6 comments

  • sim04ful 8 days ago ago

    Just tried it, works great. I built something similar but for detecting fonts (https://fontofweb.com)

    Instead of spending funds using a headless browser you might want to look into crawling via an iframe and sending back the data via postMessage.

    • yavorsky 8 days ago ago

      Wow, that's a great idea!

      My idea was to create browser-less environment, so I can use it via https://www.npmjs.com/package/@unbuilt/cli or just API not loading users resources.

      I'm not actually spending funds, just because I built infra on DO droplets, so worth case scenario - people will wait a bit longer if no cache found and queue is too long.

      My question - how can I access iframe runtime of 3-rd party website and access window, or intercept requests to analyze better. For example, I check headers, check global vars, go to check source maps, etc.

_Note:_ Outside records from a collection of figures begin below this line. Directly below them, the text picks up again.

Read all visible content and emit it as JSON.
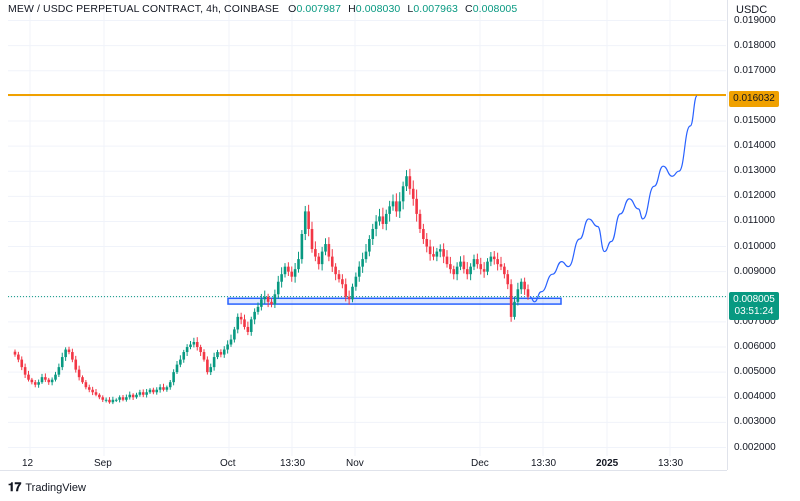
{
  "header": {
    "symbol": "MEW / USDC PERPETUAL CONTRACT, 4h, COINBASE",
    "o_label": "O",
    "o_value": "0.007987",
    "h_label": "H",
    "h_value": "0.008030",
    "l_label": "L",
    "l_value": "0.007963",
    "c_label": "C",
    "c_value": "0.008005"
  },
  "currency": "USDC",
  "price_axis": [
    "0.019000",
    "0.018000",
    "0.017000",
    "0.015000",
    "0.014000",
    "0.013000",
    "0.012000",
    "0.011000",
    "0.010000",
    "0.009000",
    "0.007000",
    "0.006000",
    "0.005000",
    "0.004000",
    "0.003000",
    "0.002000"
  ],
  "price_badges": {
    "target": "0.016032",
    "current": "0.008005",
    "countdown": "03:51:24"
  },
  "time_axis": [
    "12",
    "Sep",
    "Oct",
    "13:30",
    "Nov",
    "Dec",
    "13:30",
    "2025",
    "13:30"
  ],
  "brand": "TradingView",
  "colors": {
    "up": "#089981",
    "down": "#f23645",
    "target_line": "#f0a100",
    "support_zone": "#2962ff",
    "projection": "#2962ff",
    "current_price": "#089981"
  },
  "chart_data": {
    "type": "candlestick",
    "title": "MEW / USDC PERPETUAL CONTRACT, 4h, COINBASE",
    "ylim": [
      0.0017,
      0.0195
    ],
    "target_level": 0.016032,
    "current_price": 0.008005,
    "support_zone": [
      0.00775,
      0.0079
    ],
    "closes": [
      0.0057,
      0.0055,
      0.0052,
      0.0049,
      0.0047,
      0.0046,
      0.0045,
      0.0046,
      0.0048,
      0.0047,
      0.0046,
      0.0047,
      0.0049,
      0.0052,
      0.0056,
      0.0059,
      0.0058,
      0.0055,
      0.0051,
      0.0048,
      0.0046,
      0.0044,
      0.0043,
      0.0042,
      0.0041,
      0.004,
      0.0039,
      0.0039,
      0.0038,
      0.0039,
      0.0039,
      0.004,
      0.0039,
      0.004,
      0.0041,
      0.004,
      0.0041,
      0.0042,
      0.0041,
      0.0042,
      0.0043,
      0.0042,
      0.0043,
      0.0044,
      0.0043,
      0.0044,
      0.0046,
      0.005,
      0.0053,
      0.0055,
      0.0058,
      0.006,
      0.0061,
      0.0062,
      0.006,
      0.0058,
      0.0055,
      0.005,
      0.0052,
      0.0056,
      0.0058,
      0.0057,
      0.0059,
      0.0061,
      0.0063,
      0.0067,
      0.0072,
      0.0071,
      0.0068,
      0.0066,
      0.0071,
      0.0074,
      0.0076,
      0.0079,
      0.008,
      0.0078,
      0.0077,
      0.0081,
      0.0086,
      0.0089,
      0.0092,
      0.009,
      0.0088,
      0.0091,
      0.0095,
      0.0105,
      0.0114,
      0.0107,
      0.0099,
      0.0096,
      0.0093,
      0.0098,
      0.0101,
      0.0096,
      0.0092,
      0.0089,
      0.0087,
      0.0085,
      0.008,
      0.0079,
      0.0084,
      0.0088,
      0.0092,
      0.0095,
      0.0098,
      0.0103,
      0.0107,
      0.011,
      0.0112,
      0.0109,
      0.0113,
      0.0116,
      0.0118,
      0.0114,
      0.0118,
      0.0124,
      0.0128,
      0.0123,
      0.0119,
      0.0113,
      0.0107,
      0.0103,
      0.01,
      0.0097,
      0.0096,
      0.0098,
      0.0099,
      0.0096,
      0.0093,
      0.0091,
      0.0089,
      0.0092,
      0.0094,
      0.0091,
      0.0089,
      0.0092,
      0.0095,
      0.0093,
      0.0091,
      0.009,
      0.0094,
      0.0096,
      0.0095,
      0.0093,
      0.0092,
      0.0089,
      0.0085,
      0.0072,
      0.0078,
      0.0083,
      0.0086,
      0.0083,
      0.008
    ],
    "projection": [
      [
        0.008005,
        0
      ],
      [
        0.0078,
        2
      ],
      [
        0.0082,
        5
      ],
      [
        0.0089,
        10
      ],
      [
        0.0094,
        14
      ],
      [
        0.0092,
        17
      ],
      [
        0.0103,
        22
      ],
      [
        0.0111,
        26
      ],
      [
        0.0108,
        30
      ],
      [
        0.0098,
        33
      ],
      [
        0.0102,
        36
      ],
      [
        0.0113,
        40
      ],
      [
        0.0119,
        44
      ],
      [
        0.0115,
        48
      ],
      [
        0.0111,
        50
      ],
      [
        0.0124,
        55
      ],
      [
        0.0132,
        59
      ],
      [
        0.0128,
        63
      ],
      [
        0.013,
        66
      ],
      [
        0.0148,
        71
      ],
      [
        0.016,
        74
      ]
    ],
    "x_ticks": [
      "12",
      "Sep",
      "Oct",
      "13:30",
      "Nov",
      "Dec",
      "13:30",
      "2025",
      "13:30"
    ]
  }
}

Having full control gives me a bit more flexibility to have the most confident analysis.

      • sim04ful 7 days ago ago

        Welcome!

        So what I did was have setup a proxy server in cloudflare workers.

        proxy.yourdomain.com?url=websitetocrawl

        Now in the worker, I replaced all the external resources of a html (CSS URLs, scripts) via regex to also go through the proxy.

        Since the proxy is under the same cross-origin you're able to do whatever you want. And even if it was a different domain, window.postMessage has a domain argument that allows you communicate explicitly with the parent window.

        • yavorsky 6 days ago ago

          Wow, that's a great idea!

          Thanks for sharing! It looks like it can improve performance a lot

    • yavorsky 8 days ago ago

      Btw, https://fontofweb.com/ looks amazing. Do you have it available on Github?

      • sim04ful 7 days ago ago

        Not yet, maybe sometime in the future.